The student shall be able to:

1. Analyze physical problems in order to draw a free-body-diagram.

2. Recognize all the physical principles required to solve the problem.

3. Isolate and model the physical principle underlying each part of the problem.

4. Formulate the equation(s) for each part.

5. Combine and solve the system of equations for the problem.

6. Assess the physical reality of the result(s) in terms of the data given.

7. Demonstrate the ability to explain physical phenomena conceptually and qualitatively.

8. Use different measuring devices, such as the micrometer or vernier caliper and determine the errors that are introduced with each measurement.

9. Define and use the basic concepts and equations in error theory. Recognize when to use the different equations.

10. Analyze data graphically using linear, semi log, and log-log scales.

11. Derive formulas describing physical phenomena using differential or integral calculus.

12. Solve mechanics problems utilizing differential or integral calculus for a variety of physical situations.
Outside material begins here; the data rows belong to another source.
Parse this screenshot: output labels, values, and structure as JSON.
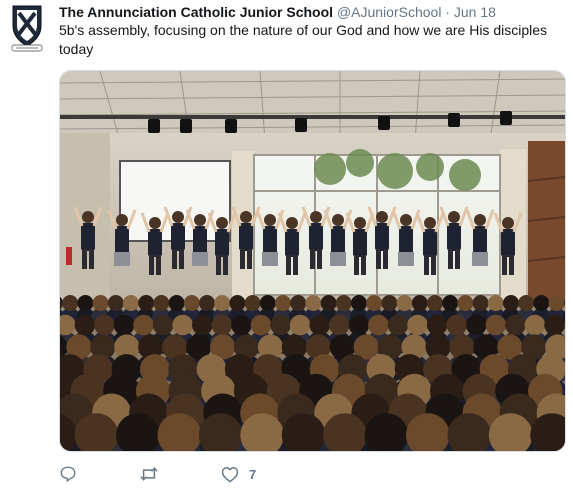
{
  "tweet": {
    "author_name": "The Annunciation Catholic Junior School",
    "handle": "@AJuniorSchool",
    "separator": "·",
    "date": "Jun 18",
    "text": "5b's assembly, focusing on the nature of our God and how we are His disciples today",
    "avatar_motto": "VERITAS"
  },
  "actions": {
    "reply_icon": "reply-icon",
    "retweet_icon": "retweet-icon",
    "like_icon": "heart-icon",
    "like_count": "7"
  },
  "colors": {
    "text_primary": "#14171a",
    "text_secondary": "#657786",
    "border": "#d6dde3"
  }
}
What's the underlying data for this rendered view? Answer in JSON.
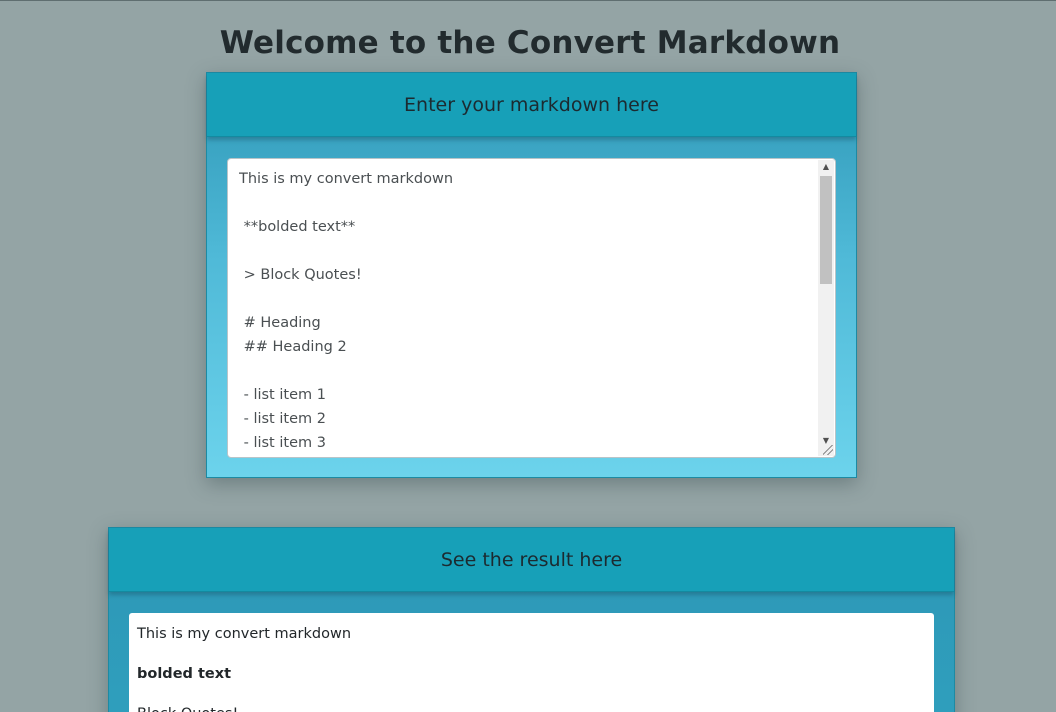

Student Learning Outcome  (SLO)

Here is an example of a student learning outcome for this course:

Given a situation involving an object or objects in static
equilibrium, the student will be able to draw a diagram or
diagrams illustrating all forces acting on the object(s). The
diagram(s) will correctly illustrate the line of action of each
force. The student will introduce a well-defined coordinate
system, pivot point, and sign convention for torques. For
each force, the student will correctly compute all relevant
Cartesian components and associated torques. The student
will be able to use the force components and torques in
association with Newton's second law to compute a
quantitative result.